Closed Drafting as a Case Study for First-Principle Interpretability, Memory, and Generalizability in Deep Reinforcement Learning
This work addresses interpretability and memory challenges in deep reinforcement learning for a specific game domain, with incremental contributions to benchmarking methods.
The paper tackled the problem of understanding interpretability, generalizability, and memory in Deep Q-Networks (DQN) for closed drafting games like Sushi Go Party, achieving state-of-the-art performance and quantifying agent performance based on environment unfamiliarity.
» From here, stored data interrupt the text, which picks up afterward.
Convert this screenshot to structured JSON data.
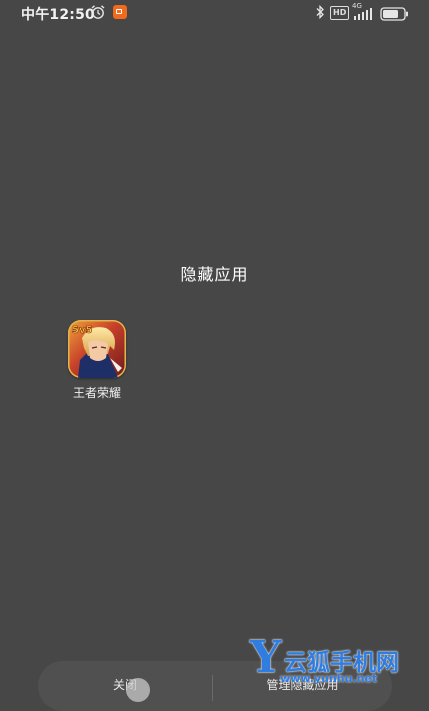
{
  "status_bar": {
    "time": "中午12:50",
    "hd_label": "HD",
    "network_label": "4G",
    "battery_level": 0.75
  },
  "page": {
    "title": "隐藏应用"
  },
  "apps": [
    {
      "label": "王者荣耀",
      "icon": "honor-of-kings-app-icon",
      "icon_badge": "5v5"
    }
  ],
  "bottom_bar": {
    "close_label": "关闭",
    "manage_label": "管理隐藏应用"
  },
  "watermark": {
    "logo_letter": "Y",
    "logo_text": "云狐手机网",
    "url": "www.yunhu.net"
  },
  "colors": {
    "background": "#474747",
    "notification_accent": "#f26b1d",
    "watermark_blue": "#2f7de1"
  }
}
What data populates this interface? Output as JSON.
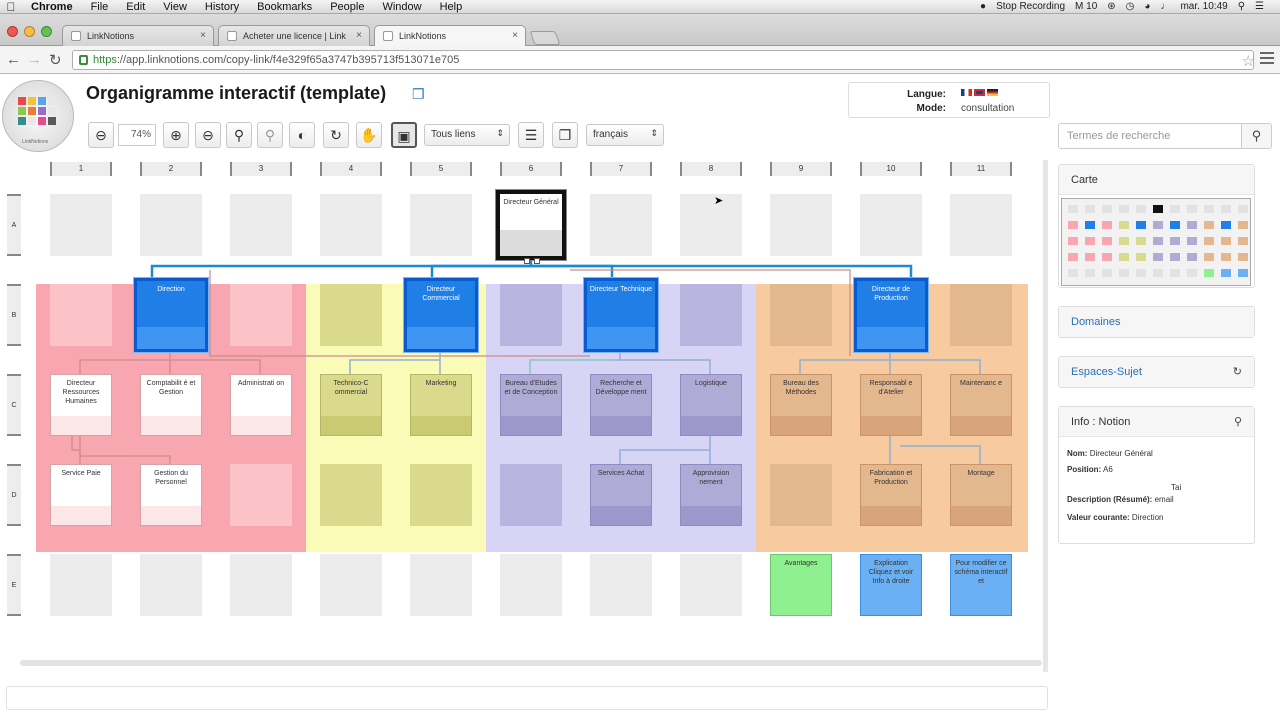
{
  "menubar": {
    "apple": "",
    "items": [
      "Chrome",
      "File",
      "Edit",
      "View",
      "History",
      "Bookmarks",
      "People",
      "Window",
      "Help"
    ],
    "status": {
      "recording": "Stop Recording",
      "m": "M 10",
      "clock": "mar. 10:49"
    }
  },
  "tabs": [
    {
      "label": "LinkNotions",
      "active": false
    },
    {
      "label": "Acheter une licence | Link",
      "active": false
    },
    {
      "label": "LinkNotions",
      "active": true
    }
  ],
  "address": {
    "scheme": "https",
    "rest": "://app.linknotions.com/copy-link/f4e329f65a3747b395713f513071e705"
  },
  "page": {
    "title": "Organigramme interactif (template)",
    "logo_caption": "LinkNotions",
    "langue_label": "Langue:",
    "mode_label": "Mode:",
    "mode_value": "consultation",
    "flags": [
      "#ce2f36",
      "#1c3f8c",
      "#222222"
    ]
  },
  "toolbar": {
    "zoom_value": "74%",
    "links_select": "Tous liens",
    "language_select": "français"
  },
  "grid": {
    "cols": [
      "1",
      "2",
      "3",
      "4",
      "5",
      "6",
      "7",
      "8",
      "9",
      "10",
      "11"
    ],
    "rows": [
      "A",
      "B",
      "C",
      "D",
      "E"
    ]
  },
  "cards": {
    "directeur_general": "Directeur Général",
    "direction": "Direction",
    "dir_commercial": "Directeur Commercial",
    "dir_technique": "Directeur Technique",
    "dir_production": "Directeur de Production",
    "drh": "Directeur Ressources Humaines",
    "comptabilite": "Comptabilit é et Gestion",
    "administration": "Administrati on",
    "technico": "Technico-C ommercial",
    "marketing": "Marketing",
    "bureau_etudes": "Bureau d'Etudes et de Conception",
    "recherche": "Recherche et Développe ment",
    "logistique": "Logistique",
    "bureau_methodes": "Bureau des Méthodes",
    "resp_atelier": "Responsabl e d'Atelier",
    "maintenance": "Maintenanc e",
    "service_paie": "Service Paie",
    "gestion_personnel": "Gestion du Personnel",
    "services_achat": "Services Achat",
    "approvisionnement": "Approvision nement",
    "fabrication": "Fabrication et Production",
    "montage": "Montage",
    "avantages": "Avantages",
    "explication": "Explication Cliquez et voir Info à droite",
    "pour_modifier": "Pour modifier ce schéma interactif et"
  },
  "colors": {
    "zone_pink": "#f8a7b0",
    "zone_yellow": "#fbfbb8",
    "zone_purple": "#d7d4f5",
    "zone_orange": "#f7ca9f",
    "link_blue": "#1a8ad4"
  },
  "sidebar": {
    "search_placeholder": "Termes de recherche",
    "carte": "Carte",
    "domaines": "Domaines",
    "espaces": "Espaces-Sujet",
    "info_title": "Info : Notion",
    "info": {
      "nom_label": "Nom:",
      "nom": "Directeur Général",
      "position_label": "Position:",
      "position": "A6",
      "tai": "Tai",
      "desc_label": "Description (Résumé):",
      "desc": "email",
      "valeur_label": "Valeur courante:",
      "valeur": "Direction"
    }
  }
}
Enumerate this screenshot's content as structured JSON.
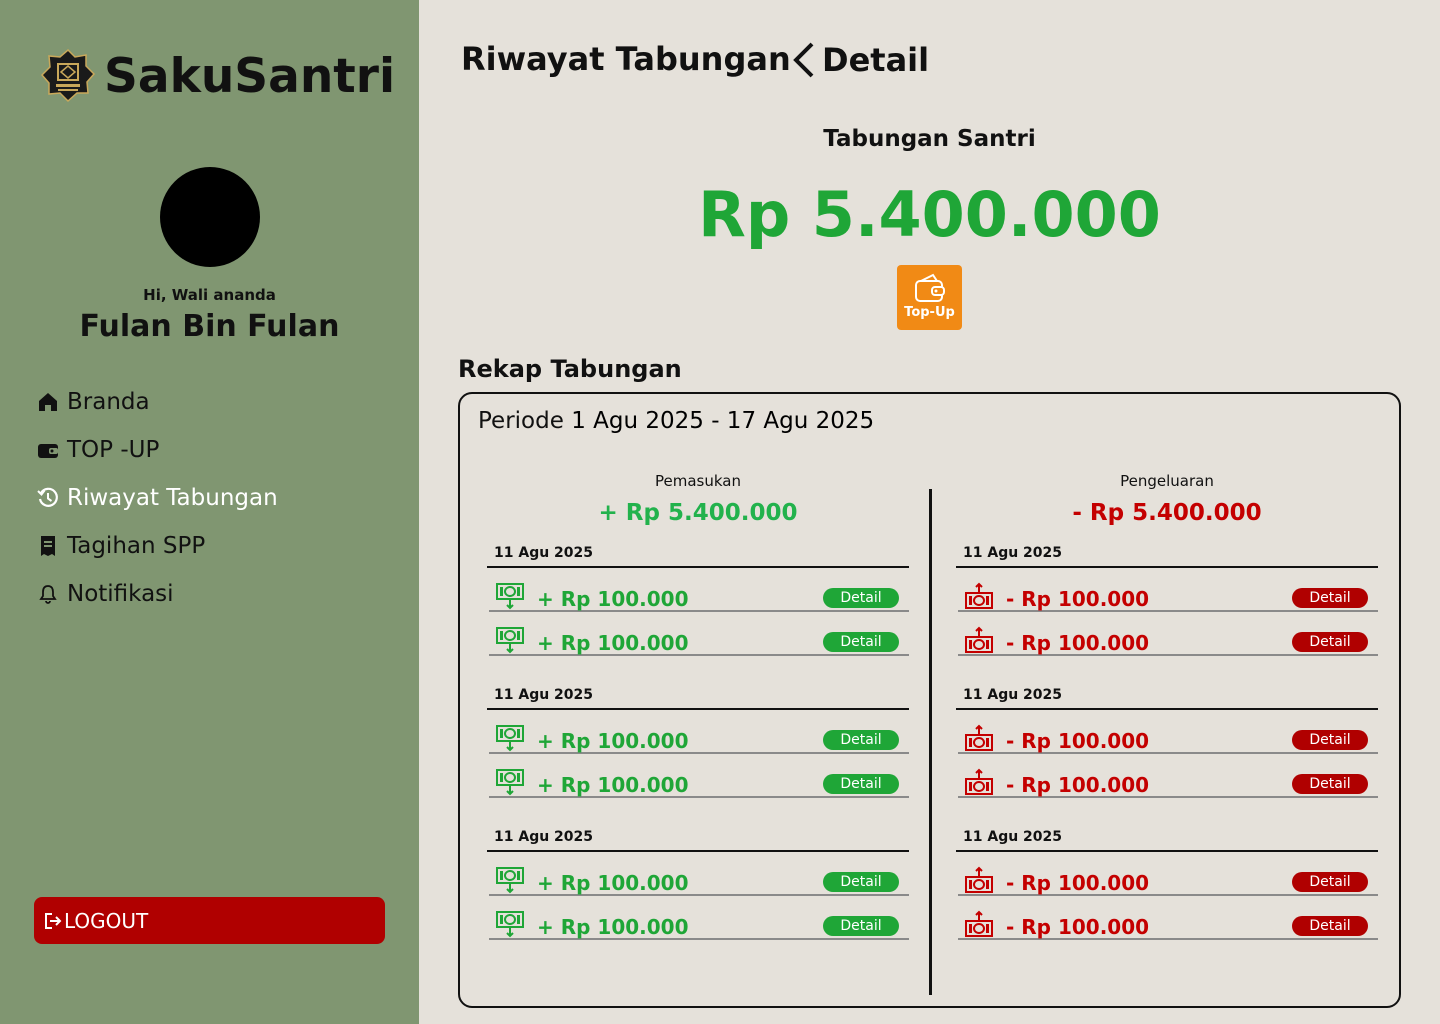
{
  "brand": {
    "name": "SakuSantri",
    "logo_icon": "mosque-emblem-icon"
  },
  "profile": {
    "greeting": "Hi, Wali ananda",
    "name": "Fulan Bin Fulan"
  },
  "nav": [
    {
      "label": "Branda",
      "icon": "home-icon",
      "active": false
    },
    {
      "label": "TOP -UP",
      "icon": "wallet-icon",
      "active": false
    },
    {
      "label": "Riwayat Tabungan",
      "icon": "history-icon",
      "active": true
    },
    {
      "label": "Tagihan SPP",
      "icon": "receipt-icon",
      "active": false
    },
    {
      "label": "Notifikasi",
      "icon": "bell-icon",
      "active": false
    }
  ],
  "logout_label": "LOGOUT",
  "header": {
    "title": "Riwayat Tabungan",
    "back_label": "Detail"
  },
  "savings": {
    "label": "Tabungan Santri",
    "amount": "Rp 5.400.000",
    "topup_label": "Top-Up"
  },
  "rekap": {
    "title": "Rekap Tabungan",
    "periode_label": "Periode",
    "periode_value": "1 Agu 2025 - 17 Agu 2025",
    "income": {
      "head": "Pemasukan",
      "total": "+ Rp 5.400.000",
      "groups": [
        {
          "date": "11 Agu 2025",
          "rows": [
            {
              "amount": "+ Rp 100.000",
              "action": "Detail"
            },
            {
              "amount": "+ Rp 100.000",
              "action": "Detail"
            }
          ]
        },
        {
          "date": "11 Agu 2025",
          "rows": [
            {
              "amount": "+ Rp 100.000",
              "action": "Detail"
            },
            {
              "amount": "+ Rp 100.000",
              "action": "Detail"
            }
          ]
        },
        {
          "date": "11 Agu 2025",
          "rows": [
            {
              "amount": "+ Rp 100.000",
              "action": "Detail"
            },
            {
              "amount": "+ Rp 100.000",
              "action": "Detail"
            }
          ]
        }
      ]
    },
    "expense": {
      "head": "Pengeluaran",
      "total": "- Rp 5.400.000",
      "groups": [
        {
          "date": "11 Agu 2025",
          "rows": [
            {
              "amount": "- Rp 100.000",
              "action": "Detail"
            },
            {
              "amount": "- Rp 100.000",
              "action": "Detail"
            }
          ]
        },
        {
          "date": "11 Agu 2025",
          "rows": [
            {
              "amount": "- Rp 100.000",
              "action": "Detail"
            },
            {
              "amount": "- Rp 100.000",
              "action": "Detail"
            }
          ]
        },
        {
          "date": "11 Agu 2025",
          "rows": [
            {
              "amount": "- Rp 100.000",
              "action": "Detail"
            },
            {
              "amount": "- Rp 100.000",
              "action": "Detail"
            }
          ]
        }
      ]
    }
  },
  "colors": {
    "sidebar": "#809671",
    "background": "#e5e1da",
    "income": "#1fa637",
    "expense": "#b00000",
    "topup": "#f18a15"
  }
}
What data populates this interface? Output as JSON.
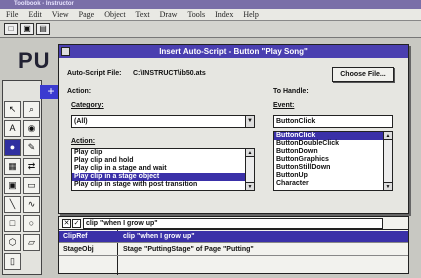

Closed drafting or "pick and pass" is a popular game mechanic where each round players select a card or other playable element from their hand and pass the rest to the next player. In this paper, we establish first-principle methods for studying the interpretability, generalizability, and memory of Deep Q-Network (DQN) models playing closed drafting games. In particular, we use a popular family of closed drafting games called "Sushi Go Party", in which we achieve state-of-the-art performance. We fit decision rules to interpret the decision-making strategy of trained DRL agents by comparing them to the ranking preferences of different types of human players. As Sushi Go Party can be expressed as a set of closely-related games based on the set of cards in play, we quantify the generalizability of DRL models trained on various sets of cards, establishing a method to benchmark agent performance as a function of environment unfamiliarity. Using the explicitly calculable memory of other player's hands in closed drafting games, we create measures of the ability of DRL models to learn memory.